Studio album by 69 Boyz
- Released: May 31, 1994
- Recorded: 1993–94
- Studio: The Bass Station (Orlando, FL)
- Genre: Hip hop; Miami bass;
- Length: 1:13:39
- Label: Rip-It
- Producer: 95 South

69 Boyz chronology
|  | 199Quad (1994) | The Wait Is Over (1998) |

Singles from 199Quad
- "Tootsee Roll" Released: May 27, 1994; "Kitty Kitty" Released: September 18, 1994;

= 199Quad =

199Quad is the debut studio album by American Miami bass group 69 Boyz. It was released in 1994 through Rip-It Records. The recording sessions took place at the Bass Station in Orlando, Florida and was produced by 95 South. It features guest appearances from 95 South, Big Tyme and Booty Man. The album reached number 59 on the Billboard 200 and was certified platinum by the Recording Industry Association of America on July 11, 1995, for selling 1,000,000 copies.
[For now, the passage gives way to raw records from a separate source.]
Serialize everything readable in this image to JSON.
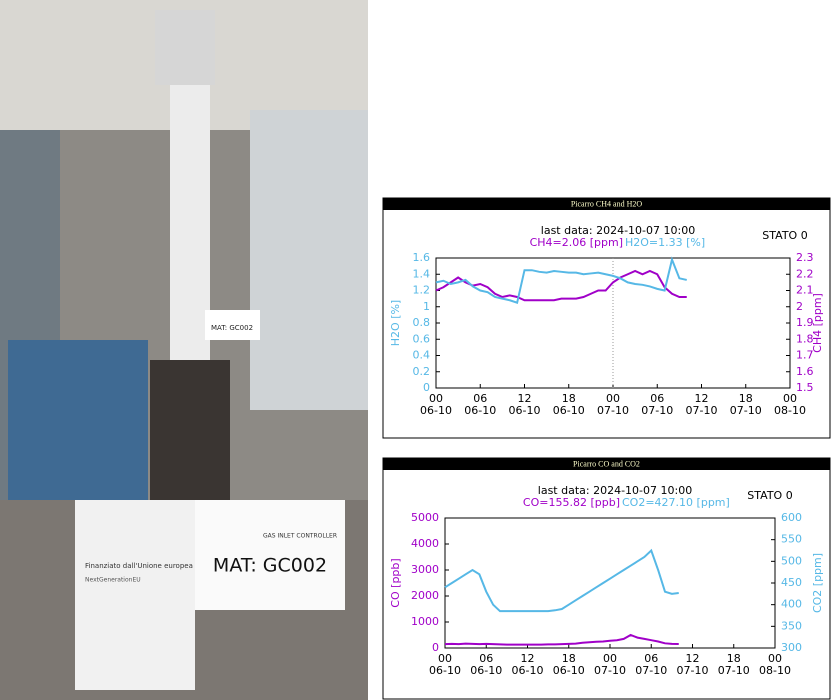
{
  "photo": {
    "labels": [
      "MAT: GC002",
      "GAS INLET CONTROLLER",
      "MAT: GC002",
      "Finanziato dall'Unione europea",
      "NextGenerationEU"
    ]
  },
  "chart_data": [
    {
      "type": "line",
      "title": "Picarro CH4 and H2O",
      "subtitle": "last data: 2024-10-07 10:00",
      "annotation": "STATO 0",
      "ylabel": "H2O [%]",
      "y2label": "CH4 [ppm]",
      "x": [
        0,
        1,
        2,
        3,
        4,
        5,
        6,
        7,
        8,
        9,
        10,
        11,
        12,
        13,
        14,
        15,
        16,
        17,
        18,
        19,
        20,
        21,
        22,
        23,
        24,
        25,
        26,
        27,
        28,
        29,
        30,
        31,
        32,
        33,
        34
      ],
      "series": [
        {
          "name": "CH4=2.06 [ppm]",
          "color": "#a000c8",
          "axis": "y2",
          "values": [
            2.1,
            2.12,
            2.15,
            2.18,
            2.15,
            2.13,
            2.14,
            2.12,
            2.08,
            2.06,
            2.07,
            2.06,
            2.04,
            2.04,
            2.04,
            2.04,
            2.04,
            2.05,
            2.05,
            2.05,
            2.06,
            2.08,
            2.1,
            2.1,
            2.15,
            2.18,
            2.2,
            2.22,
            2.2,
            2.22,
            2.2,
            2.12,
            2.08,
            2.06,
            2.06
          ]
        },
        {
          "name": "H2O=1.33 [%]",
          "color": "#56b8e6",
          "axis": "y",
          "values": [
            1.3,
            1.32,
            1.28,
            1.3,
            1.33,
            1.25,
            1.2,
            1.18,
            1.12,
            1.1,
            1.08,
            1.05,
            1.45,
            1.45,
            1.43,
            1.42,
            1.44,
            1.43,
            1.42,
            1.42,
            1.4,
            1.41,
            1.42,
            1.4,
            1.38,
            1.35,
            1.3,
            1.28,
            1.27,
            1.25,
            1.22,
            1.2,
            1.58,
            1.35,
            1.33
          ]
        }
      ],
      "xlim": [
        0,
        48
      ],
      "vline": 24,
      "xticks": [
        {
          "value": 0,
          "label": "00",
          "date": "06-10"
        },
        {
          "value": 6,
          "label": "06",
          "date": "06-10"
        },
        {
          "value": 12,
          "label": "12",
          "date": "06-10"
        },
        {
          "value": 18,
          "label": "18",
          "date": "06-10"
        },
        {
          "value": 24,
          "label": "00",
          "date": "07-10"
        },
        {
          "value": 30,
          "label": "06",
          "date": "07-10"
        },
        {
          "value": 36,
          "label": "12",
          "date": "07-10"
        },
        {
          "value": 42,
          "label": "18",
          "date": "07-10"
        },
        {
          "value": 48,
          "label": "00",
          "date": "08-10"
        }
      ],
      "ylim": [
        0,
        1.6
      ],
      "yticks": [
        0,
        0.2,
        0.4,
        0.6,
        0.8,
        1,
        1.2,
        1.4,
        1.6
      ],
      "y2lim": [
        1.5,
        2.3
      ],
      "y2ticks": [
        1.5,
        1.6,
        1.7,
        1.8,
        1.9,
        2,
        2.1,
        2.2,
        2.3
      ]
    },
    {
      "type": "line",
      "title": "Picarro CO and CO2",
      "subtitle": "last data: 2024-10-07 10:00",
      "annotation": "STATO 0",
      "ylabel": "CO [ppb]",
      "y2label": "CO2 [ppm]",
      "x": [
        0,
        1,
        2,
        3,
        4,
        5,
        6,
        7,
        8,
        9,
        10,
        11,
        12,
        13,
        14,
        15,
        16,
        17,
        18,
        19,
        20,
        21,
        22,
        23,
        24,
        25,
        26,
        27,
        28,
        29,
        30,
        31,
        32,
        33,
        34
      ],
      "series": [
        {
          "name": "CO=155.82 [ppb]",
          "color": "#a000c8",
          "axis": "y",
          "values": [
            150,
            160,
            150,
            170,
            160,
            150,
            160,
            150,
            140,
            130,
            130,
            130,
            130,
            130,
            130,
            140,
            140,
            150,
            160,
            170,
            200,
            220,
            240,
            250,
            280,
            300,
            350,
            500,
            400,
            350,
            300,
            250,
            180,
            160,
            156
          ]
        },
        {
          "name": "CO2=427.10 [ppm]",
          "color": "#56b8e6",
          "axis": "y2",
          "values": [
            440,
            450,
            460,
            470,
            480,
            470,
            430,
            400,
            385,
            385,
            385,
            385,
            385,
            385,
            385,
            385,
            387,
            390,
            400,
            410,
            420,
            430,
            440,
            450,
            460,
            470,
            480,
            490,
            500,
            510,
            525,
            480,
            430,
            425,
            427
          ]
        }
      ],
      "xlim": [
        0,
        48
      ],
      "xticks": [
        {
          "value": 0,
          "label": "00",
          "date": "06-10"
        },
        {
          "value": 6,
          "label": "06",
          "date": "06-10"
        },
        {
          "value": 12,
          "label": "12",
          "date": "06-10"
        },
        {
          "value": 18,
          "label": "18",
          "date": "06-10"
        },
        {
          "value": 24,
          "label": "00",
          "date": "07-10"
        },
        {
          "value": 30,
          "label": "06",
          "date": "07-10"
        },
        {
          "value": 36,
          "label": "12",
          "date": "07-10"
        },
        {
          "value": 42,
          "label": "18",
          "date": "07-10"
        },
        {
          "value": 48,
          "label": "00",
          "date": "08-10"
        }
      ],
      "ylim": [
        0,
        5000
      ],
      "yticks": [
        0,
        1000,
        2000,
        3000,
        4000,
        5000
      ],
      "y2lim": [
        300,
        600
      ],
      "y2ticks": [
        300,
        350,
        400,
        450,
        500,
        550,
        600
      ]
    }
  ]
}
The album spawned two charted singles: "Tootsee Roll" and "Kitty Kitty", which made it to the Billboard Hot 100 peaking at No. 8 and No. 51 respectively.

Professional ratings
Review scores
| Source | Rating |
| AllMusic | Star |

==Track listing==

| No. | Title | Length |
|---|---|---|
| 1. | "Land 69" | 1:07 |
| 2. | "Caller #10" | 0:47 |
| 3. | "Da Train" | 4:29 |
| 4. | "Loose Booty" | 4:07 |
| 5. | "Kitty Kitty" | 4:10 |
| 6. | "Puddin Tame" | 3:29 |
| 7. | "Da Set" | 2:25 |
| 8. | "Hennessy" (featuring Booty Man) | 1:37 |
| 9. | "Survival of da Fittest" | 5:55 |
| 10. | "Hump N' Ya Back" | 2:58 |
| 11. | "Get Together" | 3:53 |
| 12. | "Tootsee Roll" | 4:18 |
| 13. | "Da Mote" | 4:33 |
| 14. | "Ding Dong Song" (featuring 95 South) | 4:10 |
| 15. | "Teenie Weenie" | 3:05 |
| 16. | "10 Chicken Wangs and a Bottle of Dom" | 3:24 |
| 17. | "Ease on Down da Road" | 4:57 |
| 18. | "Booty Drop" | 3:26 |
| 19. | "All Men R Dawgs" (featuring Big Tyme) | 3:06 |
| 20. | "Buddy-Buddy" | 3:53 |
| 21. | "Tootsee Roll" (Dance Version) | 4:21 |
| Total length: |  | 1:13:39 |

==Charts==

===Weekly charts===

| Chart (1994–1995) | Peak position |
|---|---|
| US Billboard 200 | 59 |
| US Top R&B/Hip-Hop Albums (Billboard) | 13 |
| US Heatseekers Albums (Billboard) | 1 |

===Year-end charts===

| Chart (1994) | Position |
|---|---|
| US Top R&B/Hip-Hop Albums (Billboard) | 55 |

| Chart (1995) | Position |
|---|---|
| US Billboard 200 | 111 |
| US Top R&B/Hip-Hop Albums (Billboard) | 54 |

==Certifications==

| Region | Certification | Certified units/sales |
| United States (RIAA) | Platinum | 1,000,000^{^} |
^{^} Shipments figures based on certification alone.